Nestled in a parking lot with a few spindly pine trees to keep cover, Klara Patakiová’s 1988 commemorative monument Victory Day, 9 May 1945 lurks in the shadow of the Army Medical Centre, bounded by a sentry of Volkswagens, Škodas, and Toyotas. Patakiová’s ensemble, built in robust block-like forms, depicts four figures — two men, two women — holding up a heavy draped banner as their bodies, in typical socialist realist fashion, heave forward in unison. Originally commissioned for the House of the Army (Dom armády, ODA) in the city centre, the sculpture once squatted prominently at its forecourt. Inevitably, Patakiová’s banner-wielding foursome were dislodged from ODA’s formal entrance plaza and marooned, living its own strange half-life like a character in a J.G. Ballard novel; a concrete island of memory surrounded by exhaust fumes, just another player in the afterlife of socialist-era works.


Children’s town. Home for professional families. A place for artificial families. A fox, a bear, a squirrel and a mouse. The lawns are thick with grass that could use a little trimming. Square-like buildings squat this compound, with the tiny voices of children reverberating off their bricks and concrete. A girl sits in a lawn chair outside one of the residences decked out in pink bunny slippers.
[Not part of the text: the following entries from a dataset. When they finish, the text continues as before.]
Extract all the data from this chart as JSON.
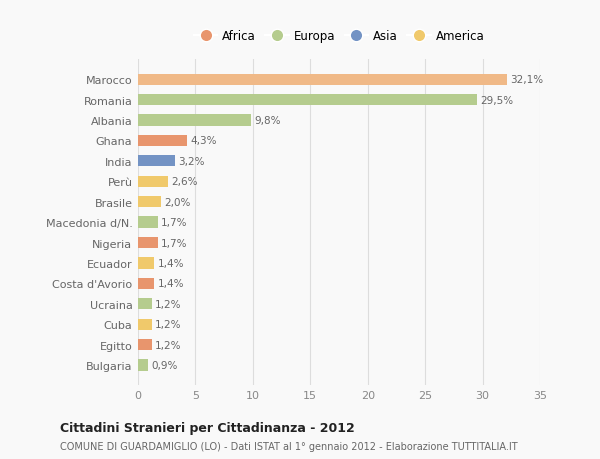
{
  "countries": [
    "Bulgaria",
    "Egitto",
    "Cuba",
    "Ucraina",
    "Costa d'Avorio",
    "Ecuador",
    "Nigeria",
    "Macedonia d/N.",
    "Brasile",
    "Perù",
    "India",
    "Ghana",
    "Albania",
    "Romania",
    "Marocco"
  ],
  "values": [
    0.9,
    1.2,
    1.2,
    1.2,
    1.4,
    1.4,
    1.7,
    1.7,
    2.0,
    2.6,
    3.2,
    4.3,
    9.8,
    29.5,
    32.1
  ],
  "labels": [
    "0,9%",
    "1,2%",
    "1,2%",
    "1,2%",
    "1,4%",
    "1,4%",
    "1,7%",
    "1,7%",
    "2,0%",
    "2,6%",
    "3,2%",
    "4,3%",
    "9,8%",
    "29,5%",
    "32,1%"
  ],
  "colors": [
    "#b5cc8e",
    "#e8956d",
    "#f0c96b",
    "#b5cc8e",
    "#e8956d",
    "#f0c96b",
    "#e8956d",
    "#b5cc8e",
    "#f0c96b",
    "#f0c96b",
    "#7393c4",
    "#e8956d",
    "#b5cc8e",
    "#b5cc8e",
    "#f0b987"
  ],
  "legend_labels": [
    "Africa",
    "Europa",
    "Asia",
    "America"
  ],
  "legend_colors": [
    "#e8956d",
    "#b5cc8e",
    "#7393c4",
    "#f0c96b"
  ],
  "title": "Cittadini Stranieri per Cittadinanza - 2012",
  "subtitle": "COMUNE DI GUARDAMIGLIO (LO) - Dati ISTAT al 1° gennaio 2012 - Elaborazione TUTTITALIA.IT",
  "xlim": [
    0,
    35
  ],
  "xticks": [
    0,
    5,
    10,
    15,
    20,
    25,
    30,
    35
  ],
  "background_color": "#f9f9f9",
  "grid_color": "#dddddd",
  "bar_height": 0.55
}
She holds the hand of a little boy, not more than seven years old, his front teeth are missing. This facility convened experts in pedagogy, sociology, and psychology in collaboration with architects to design a new form of social housing for orphans.
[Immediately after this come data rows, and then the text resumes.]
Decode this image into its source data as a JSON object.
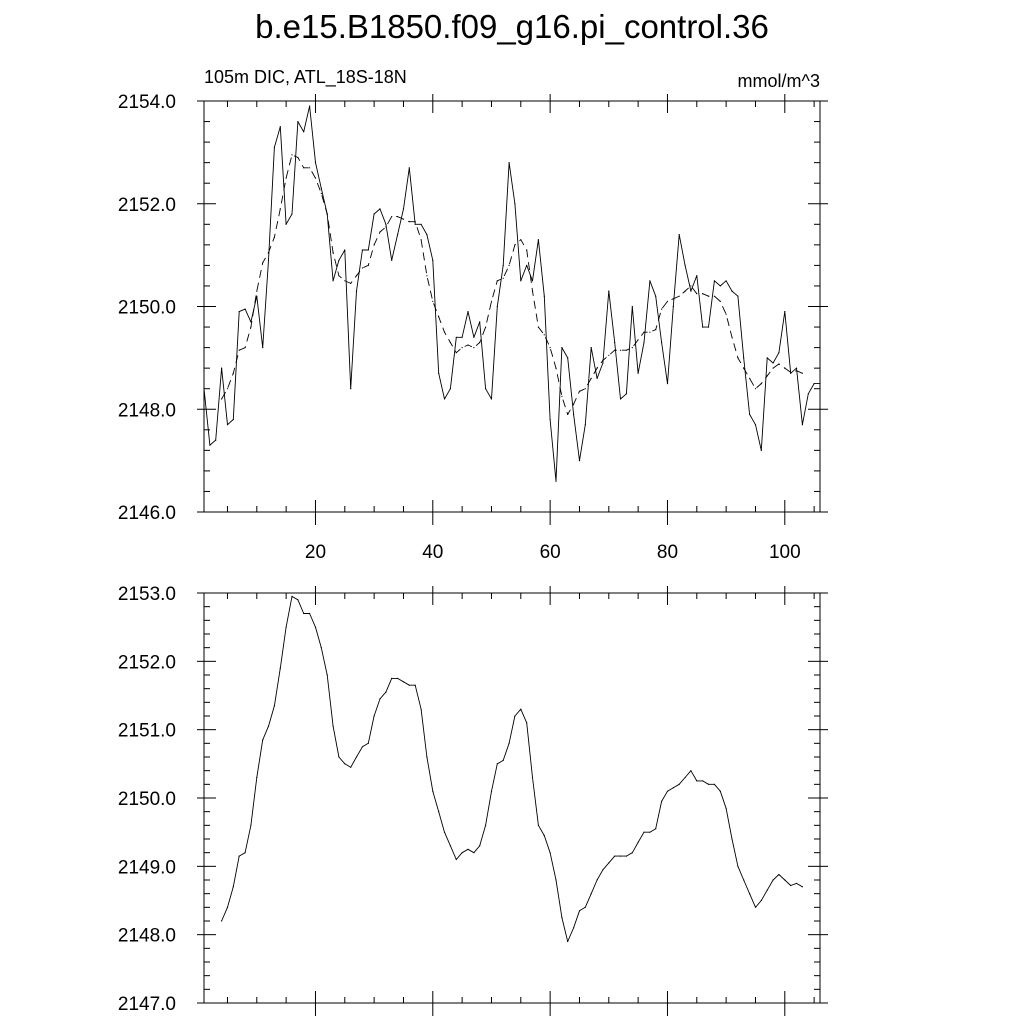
{
  "title": "b.e15.B1850.f09_g16.pi_control.36",
  "chart_data": [
    {
      "type": "line",
      "title": "",
      "left_label": "105m DIC, ATL_18S-18N",
      "right_label": "mmol/m^3",
      "xlim": [
        1,
        106
      ],
      "ylim": [
        2146,
        2154
      ],
      "x_ticks": [
        20,
        40,
        60,
        80,
        100
      ],
      "x_tick_labels": [
        "20",
        "40",
        "60",
        "80",
        "100"
      ],
      "y_ticks": [
        2146,
        2148,
        2150,
        2152,
        2154
      ],
      "y_tick_labels": [
        "2146.0",
        "2148.0",
        "2150.0",
        "2152.0",
        "2154.0"
      ],
      "series": [
        {
          "style": "solid",
          "x": [
            1,
            2,
            3,
            4,
            5,
            6,
            7,
            8,
            9,
            10,
            11,
            12,
            13,
            14,
            15,
            16,
            17,
            18,
            19,
            20,
            21,
            22,
            23,
            24,
            25,
            26,
            27,
            28,
            29,
            30,
            31,
            32,
            33,
            34,
            35,
            36,
            37,
            38,
            39,
            40,
            41,
            42,
            43,
            44,
            45,
            46,
            47,
            48,
            49,
            50,
            51,
            52,
            53,
            54,
            55,
            56,
            57,
            58,
            59,
            60,
            61,
            62,
            63,
            64,
            65,
            66,
            67,
            68,
            69,
            70,
            71,
            72,
            73,
            74,
            75,
            76,
            77,
            78,
            79,
            80,
            81,
            82,
            83,
            84,
            85,
            86,
            87,
            88,
            89,
            90,
            91,
            92,
            93,
            94,
            95,
            96,
            97,
            98,
            99,
            100,
            101,
            102,
            103,
            104,
            105,
            106
          ],
          "values": [
            2148.4,
            2147.3,
            2147.4,
            2148.8,
            2147.7,
            2147.8,
            2149.9,
            2149.95,
            2149.7,
            2150.2,
            2149.2,
            2150.9,
            2153.1,
            2153.5,
            2151.6,
            2151.8,
            2153.6,
            2153.4,
            2153.9,
            2152.8,
            2152.3,
            2151.8,
            2150.5,
            2150.9,
            2151.1,
            2148.4,
            2150.3,
            2151.1,
            2151.1,
            2151.8,
            2151.9,
            2151.6,
            2150.9,
            2151.4,
            2151.9,
            2152.7,
            2151.6,
            2151.6,
            2151.4,
            2150.9,
            2148.7,
            2148.2,
            2148.4,
            2149.4,
            2149.4,
            2149.9,
            2149.4,
            2149.7,
            2148.4,
            2148.2,
            2150.0,
            2150.8,
            2152.8,
            2152.0,
            2150.5,
            2150.8,
            2150.5,
            2151.3,
            2150.2,
            2147.8,
            2146.6,
            2149.2,
            2149.0,
            2147.9,
            2147.0,
            2147.7,
            2149.2,
            2148.6,
            2148.9,
            2150.3,
            2149.3,
            2148.2,
            2148.3,
            2150.0,
            2148.7,
            2149.3,
            2150.5,
            2150.2,
            2149.3,
            2148.5,
            2150.0,
            2151.4,
            2150.8,
            2150.3,
            2150.6,
            2149.6,
            2149.6,
            2150.5,
            2150.4,
            2150.5,
            2150.3,
            2150.2,
            2149.0,
            2147.9,
            2147.7,
            2147.2,
            2149.0,
            2148.9,
            2149.1,
            2149.9,
            2148.7,
            2148.8,
            2147.7,
            2148.3,
            2148.5,
            2148.5
          ]
        },
        {
          "style": "dashed",
          "x": [
            4,
            5,
            6,
            7,
            8,
            9,
            10,
            11,
            12,
            13,
            14,
            15,
            16,
            17,
            18,
            19,
            20,
            21,
            22,
            23,
            24,
            25,
            26,
            27,
            28,
            29,
            30,
            31,
            32,
            33,
            34,
            35,
            36,
            37,
            38,
            39,
            40,
            41,
            42,
            43,
            44,
            45,
            46,
            47,
            48,
            49,
            50,
            51,
            52,
            53,
            54,
            55,
            56,
            57,
            58,
            59,
            60,
            61,
            62,
            63,
            64,
            65,
            66,
            67,
            68,
            69,
            70,
            71,
            72,
            73,
            74,
            75,
            76,
            77,
            78,
            79,
            80,
            81,
            82,
            83,
            84,
            85,
            86,
            87,
            88,
            89,
            90,
            91,
            92,
            93,
            94,
            95,
            96,
            97,
            98,
            99,
            100,
            101,
            102,
            103
          ],
          "values": [
            2148.2,
            2148.4,
            2148.7,
            2149.15,
            2149.2,
            2149.6,
            2150.3,
            2150.85,
            2151.05,
            2151.35,
            2151.9,
            2152.5,
            2152.95,
            2152.9,
            2152.7,
            2152.7,
            2152.5,
            2152.2,
            2151.8,
            2151.05,
            2150.6,
            2150.5,
            2150.45,
            2150.6,
            2150.75,
            2150.8,
            2151.2,
            2151.45,
            2151.55,
            2151.75,
            2151.75,
            2151.7,
            2151.65,
            2151.65,
            2151.3,
            2150.6,
            2150.1,
            2149.8,
            2149.5,
            2149.3,
            2149.1,
            2149.2,
            2149.25,
            2149.2,
            2149.3,
            2149.6,
            2150.1,
            2150.5,
            2150.55,
            2150.8,
            2151.2,
            2151.3,
            2151.1,
            2150.3,
            2149.6,
            2149.45,
            2149.2,
            2148.8,
            2148.25,
            2147.9,
            2148.1,
            2148.35,
            2148.4,
            2148.6,
            2148.8,
            2148.95,
            2149.05,
            2149.15,
            2149.15,
            2149.15,
            2149.2,
            2149.35,
            2149.5,
            2149.5,
            2149.55,
            2149.95,
            2150.1,
            2150.15,
            2150.2,
            2150.3,
            2150.4,
            2150.25,
            2150.25,
            2150.2,
            2150.2,
            2150.1,
            2149.85,
            2149.4,
            2149.0,
            2148.8,
            2148.6,
            2148.4,
            2148.5,
            2148.65,
            2148.8,
            2148.88,
            2148.8,
            2148.72,
            2148.75,
            2148.7
          ]
        }
      ]
    },
    {
      "type": "line",
      "title": "",
      "xlim": [
        1,
        106
      ],
      "ylim": [
        2147,
        2153
      ],
      "x_ticks": [
        20,
        40,
        60,
        80,
        100
      ],
      "y_ticks": [
        2147,
        2148,
        2149,
        2150,
        2151,
        2152,
        2153
      ],
      "y_tick_labels": [
        "2147.0",
        "2148.0",
        "2149.0",
        "2150.0",
        "2151.0",
        "2152.0",
        "2153.0"
      ],
      "series": [
        {
          "style": "solid",
          "x": [
            4,
            5,
            6,
            7,
            8,
            9,
            10,
            11,
            12,
            13,
            14,
            15,
            16,
            17,
            18,
            19,
            20,
            21,
            22,
            23,
            24,
            25,
            26,
            27,
            28,
            29,
            30,
            31,
            32,
            33,
            34,
            35,
            36,
            37,
            38,
            39,
            40,
            41,
            42,
            43,
            44,
            45,
            46,
            47,
            48,
            49,
            50,
            51,
            52,
            53,
            54,
            55,
            56,
            57,
            58,
            59,
            60,
            61,
            62,
            63,
            64,
            65,
            66,
            67,
            68,
            69,
            70,
            71,
            72,
            73,
            74,
            75,
            76,
            77,
            78,
            79,
            80,
            81,
            82,
            83,
            84,
            85,
            86,
            87,
            88,
            89,
            90,
            91,
            92,
            93,
            94,
            95,
            96,
            97,
            98,
            99,
            100,
            101,
            102,
            103
          ],
          "values": [
            2148.2,
            2148.4,
            2148.7,
            2149.15,
            2149.2,
            2149.6,
            2150.3,
            2150.85,
            2151.05,
            2151.35,
            2151.9,
            2152.5,
            2152.95,
            2152.9,
            2152.7,
            2152.7,
            2152.5,
            2152.2,
            2151.8,
            2151.05,
            2150.6,
            2150.5,
            2150.45,
            2150.6,
            2150.75,
            2150.8,
            2151.2,
            2151.45,
            2151.55,
            2151.75,
            2151.75,
            2151.7,
            2151.65,
            2151.65,
            2151.3,
            2150.6,
            2150.1,
            2149.8,
            2149.5,
            2149.3,
            2149.1,
            2149.2,
            2149.25,
            2149.2,
            2149.3,
            2149.6,
            2150.1,
            2150.5,
            2150.55,
            2150.8,
            2151.2,
            2151.3,
            2151.1,
            2150.3,
            2149.6,
            2149.45,
            2149.2,
            2148.8,
            2148.25,
            2147.9,
            2148.1,
            2148.35,
            2148.4,
            2148.6,
            2148.8,
            2148.95,
            2149.05,
            2149.15,
            2149.15,
            2149.15,
            2149.2,
            2149.35,
            2149.5,
            2149.5,
            2149.55,
            2149.95,
            2150.1,
            2150.15,
            2150.2,
            2150.3,
            2150.4,
            2150.25,
            2150.25,
            2150.2,
            2150.2,
            2150.1,
            2149.85,
            2149.4,
            2149.0,
            2148.8,
            2148.6,
            2148.4,
            2148.5,
            2148.65,
            2148.8,
            2148.88,
            2148.8,
            2148.72,
            2148.75,
            2148.7
          ]
        }
      ]
    }
  ]
}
Sihot — not to be confused with the Polish town of Sopot on the coast of the Baltic, where Boney M was introduced to puzzled, and, eventually, adoring, fans during the height of the Disco craze in the 1970s — is a district extending out from the outer extremities of Mierové, countering the jumbled, crumbled blocks of that central square with clean, sharp, functionalist lines. It is one of Slovakia’s greatest modern urban achievements. Small, squat blocks painted in bright colours: think peach, candy floss blues and light greens, these buildings march in rectangular arrangement. Perhaps the greatest example of the architecture of Sihot is the Dr. Milan Hodza Business Academy, designed by the Jewish architect Ferdinand Silberstein (changing his name to Silvan, in 1945). A heap of rectangles elegantly piled around each other, the facade’s brilliant white is punctured here-and-there by stripes of vidid red, reminiscent of a candy cane. Silberstein — Silvan — decamped to Australia in 1948, where he mostly designed power plants. He would never again design a building in Slovakia. Much of his extended family was killed in the Holocaust.